衡量移除某个观测值后所有拟合值变化程度的指标。值接近 1 表明该观测值对拟合线有显著牵引作用。

Leverage 杠杆值

A measure of how far an observation's predictor value is from the centre of the predictor space. High-leverage points have the potential to be influential, particularly if they also have large residuals.

衡量某观测值的预测变量取值离预测变量中心有多远的指标。高杠杆值的点尤其在残差也较大时，可能对模型拟合具有重大影响。

Influential observation 影响性观测值

An observation whose removal would substantially change the model's estimated parameters. Identified by high Cook's distance in the Residuals vs Leverage plot.

移除后会导致模型估计参数发生显著变化的观测值，通过残差 vs 杠杆值图中较高的库克距离来识别。

Assumption violations

Non-linearity 非线性

A violation of the linearity assumption in which the true relationship between predictor and response follows a curve rather than a straight line. Produces a wave pattern in the Residuals vs Fitted plot.

线性假设被违反的情形，即预测变量与响应变量之间的真实关系呈曲线而非直线，在残差 vs 拟合值图中表现为波浪形。

Heteroscedasticity 异方差性

A violation of the equal variance of errors assumption, in which residual spread changes systematically across fitted values. Often appears as a fan or funnel shape in the Residuals vs Fitted and Scale-Location plots.

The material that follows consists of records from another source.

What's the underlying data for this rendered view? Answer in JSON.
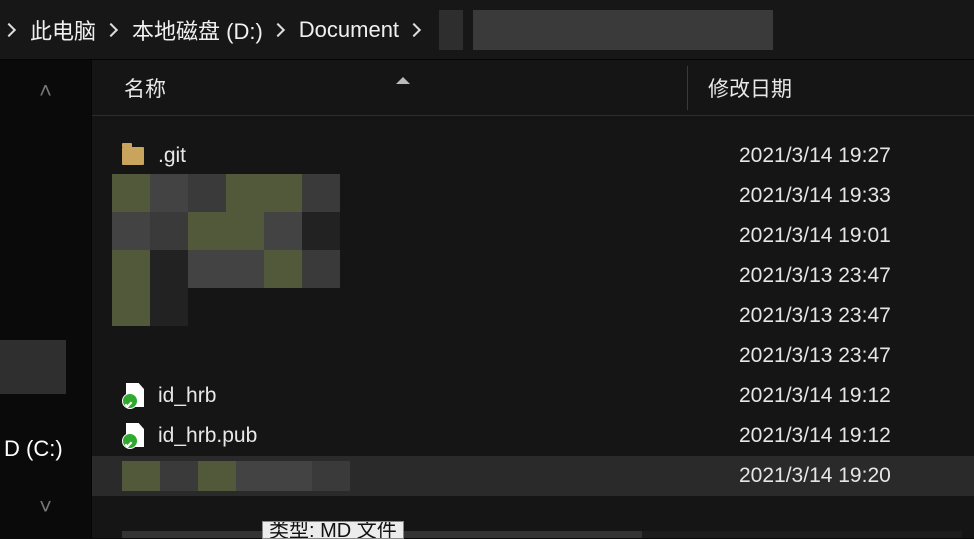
{
  "breadcrumb": {
    "items": [
      "此电脑",
      "本地磁盘 (D:)",
      "Document"
    ]
  },
  "nav": {
    "drive_c_label": "D (C:)"
  },
  "columns": {
    "name": "名称",
    "modified": "修改日期",
    "sort_column": "name",
    "sort_direction": "asc"
  },
  "rows": [
    {
      "name": ".git",
      "icon": "folder",
      "modified": "2021/3/14 19:27",
      "redacted": false
    },
    {
      "name": "",
      "icon": "folder",
      "modified": "2021/3/14 19:33",
      "redacted": true
    },
    {
      "name": "",
      "icon": "folder",
      "modified": "2021/3/14 19:01",
      "redacted": true
    },
    {
      "name": "",
      "icon": "folder",
      "modified": "2021/3/13 23:47",
      "redacted": true
    },
    {
      "name": "",
      "icon": "folder",
      "modified": "2021/3/13 23:47",
      "redacted": true
    },
    {
      "name": "",
      "icon": "folder",
      "modified": "2021/3/13 23:47",
      "redacted": true
    },
    {
      "name": "id_hrb",
      "icon": "key",
      "modified": "2021/3/14 19:12",
      "redacted": false
    },
    {
      "name": "id_hrb.pub",
      "icon": "key",
      "modified": "2021/3/14 19:12",
      "redacted": false
    },
    {
      "name": "",
      "icon": "file",
      "modified": "2021/3/14 19:20",
      "redacted": true,
      "hovered": true
    }
  ],
  "tooltip": {
    "text": "类型: MD 文件"
  }
}
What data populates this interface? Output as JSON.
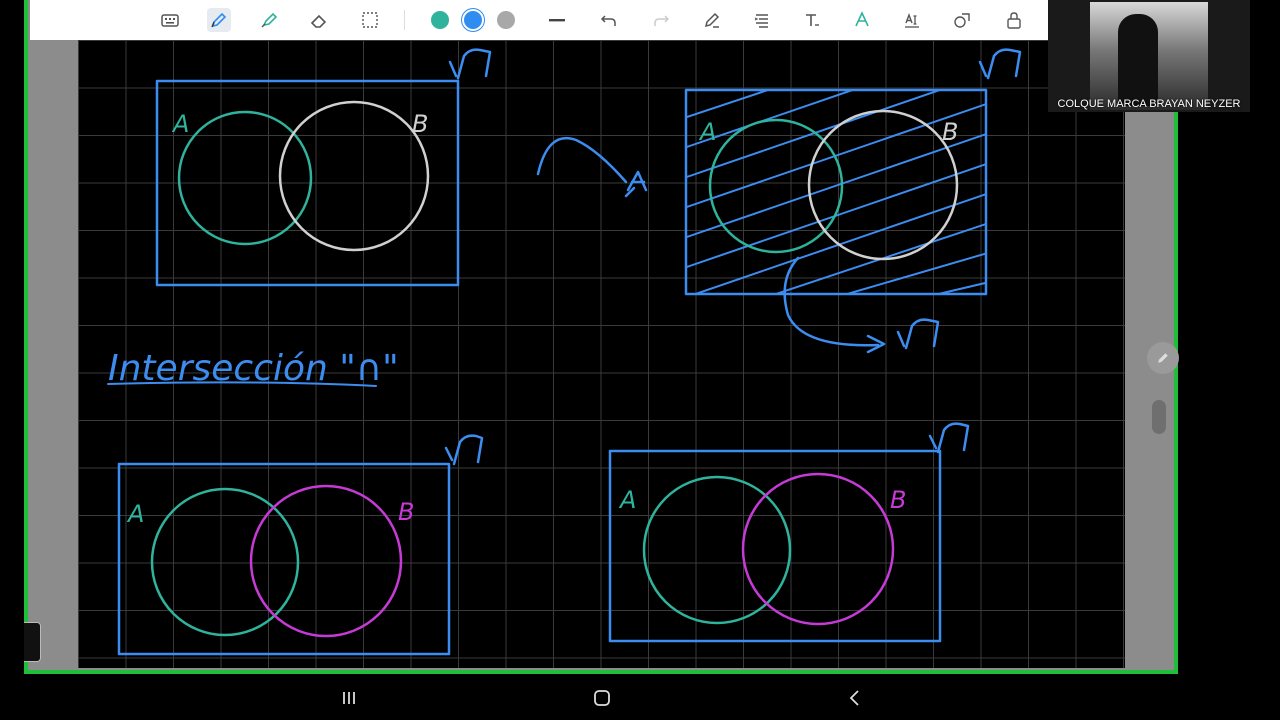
{
  "toolbar": {
    "tools": [
      "keyboard-icon",
      "pen-icon",
      "highlighter-icon",
      "eraser-icon",
      "lasso-select-icon"
    ],
    "colors": [
      "#2fb39c",
      "#2f8cf0",
      "#a8a8a8"
    ],
    "tools_right": [
      "line-width-icon",
      "undo-icon",
      "redo-icon",
      "pen-settings-icon",
      "text-align-icon",
      "text-icon",
      "handwriting-text-icon",
      "text-recognize-icon",
      "shapes-icon",
      "lock-icon"
    ]
  },
  "video": {
    "participant_name": "COLQUE MARCA BRAYAN NEYZER"
  },
  "canvas": {
    "title_text": "Intersección \"∩\"",
    "label_a": "A",
    "label_b": "B",
    "label_u": "U",
    "ink_colors": {
      "blue": "#3d8df0",
      "teal": "#2fb39c",
      "white": "#d0d0d0",
      "magenta": "#c63ad6"
    }
  },
  "navbar": {
    "items": [
      "recent-apps-icon",
      "home-icon",
      "back-icon"
    ]
  }
}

违反误差等方差假设的情形，表现为残差的离散程度随拟合值系统性改变，在残差 vs 拟合值图和尺度位置图中常呈扇形或漏斗形。

Homoscedasticity 同方差性

The equal variance of errors assumption is satisfied: residuals have roughly constant spread across all fitted values. Seen as a horizontal band with no fan or funnel in the Residuals vs Fitted and Scale-Location plots.

误差等方差假设得到满足：残差在所有拟合值上的离散程度大致恒定，在残差 vs 拟合值图和尺度位置图中表现为无扇形或漏斗形的水平带状分布。

Tools

performance (package) performance 包

An R package that produces enhanced model diagnostic plots via check_model(). Includes a Posterior Predictive Check panel and guidance text on each plot.

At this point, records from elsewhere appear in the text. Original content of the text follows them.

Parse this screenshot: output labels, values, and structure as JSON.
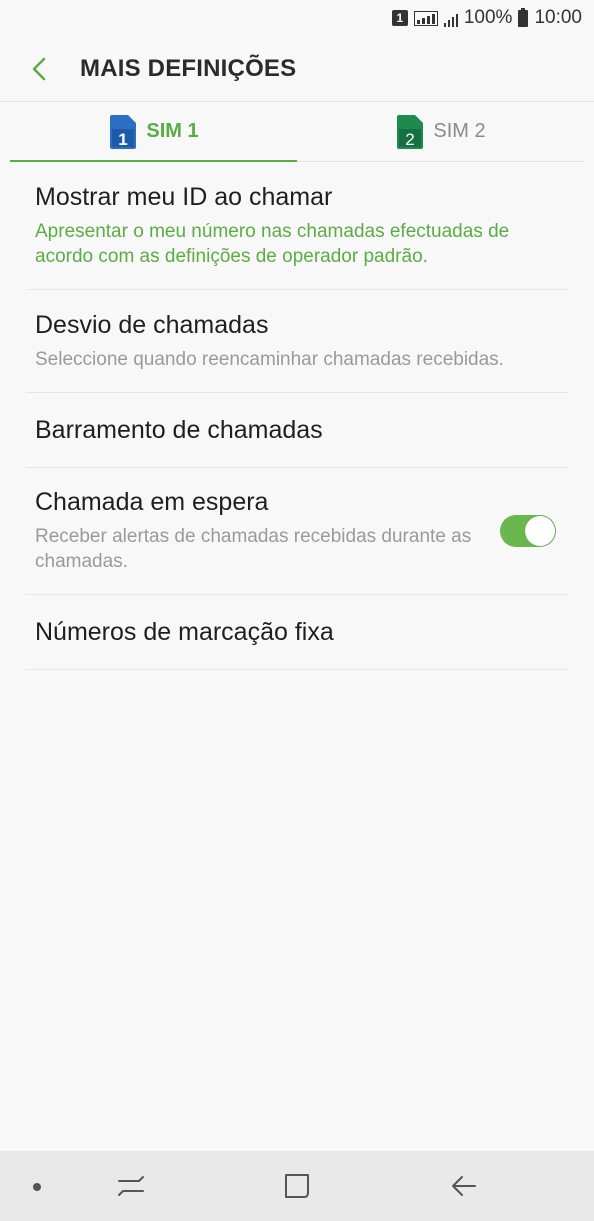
{
  "status_bar": {
    "sim_number": "1",
    "battery": "100%",
    "time": "10:00"
  },
  "header": {
    "title": "MAIS DEFINIÇÕES",
    "back_icon": "chevron-left-icon"
  },
  "tabs": [
    {
      "label": "SIM 1",
      "sim_number": "1",
      "active": true,
      "color": "#2a6fc4"
    },
    {
      "label": "SIM 2",
      "sim_number": "2",
      "active": false,
      "color": "#1e8a4f"
    }
  ],
  "settings": {
    "caller_id": {
      "title": "Mostrar meu ID ao chamar",
      "subtitle": "Apresentar o meu número nas chamadas efectuadas de acordo com as definições de operador padrão."
    },
    "call_forwarding": {
      "title": "Desvio de chamadas",
      "subtitle": "Seleccione quando reencaminhar chamadas recebidas."
    },
    "call_barring": {
      "title": "Barramento de chamadas"
    },
    "call_waiting": {
      "title": "Chamada em espera",
      "subtitle": "Receber alertas de chamadas recebidas durante as chamadas.",
      "enabled": true
    },
    "fixed_dialing": {
      "title": "Números de marcação fixa"
    }
  },
  "colors": {
    "accent": "#5aad44",
    "background": "#f8f8f8",
    "nav_bar": "#e9e9e9"
  }
}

通过 check_model() 生成增强版模型诊断图的 R 包，包含后验预测检验面板及每张图的说明文字。

Posterior Predictive Check 后验预测检验

A diagnostic that uses the fitted model to simulate multiple datasets and compares them to the observed data. If the simulated distributions resemble the real data, the model is considered a plausible data-generating process.

使用已拟合模型模拟多个数据集并与观测数据进行比较的诊断方法。若模拟分布与真实数据相似，则认为该模型是合理的数据生成过程。

par(mfrow) par(mfrow)

A base R graphics parameter that partitions the plot window into a grid. par(mfrow = c(2, 2)) creates a 2x2 grid so four plots display together. Reset to par(mfrow = c(1, 1)) afterwards.

将绘图窗口分割为网格的 R 基础图形参数。par(mfrow = c(2, 2)) 创建 2x2 网格使四张图同时显示，完成后需重置为 par(mfrow = c(1, 1))。

Dataset terms

Thermal optimum 热适温度

The temperature at which an organism performs best. For burying beetles in the workshop dataset, offspring production peaks around 20°C and declines at both lower and higher temperatures, producing a non-linear relationship that a linear model cannot capture.

生物体表现最佳的温度。在本次工作坊的埋葬甲虫数据集中，后代产量在约 20°C 时达到峰值，温度过低或过高均导致产量下降，形成线性模型无法捕捉的非线性关系。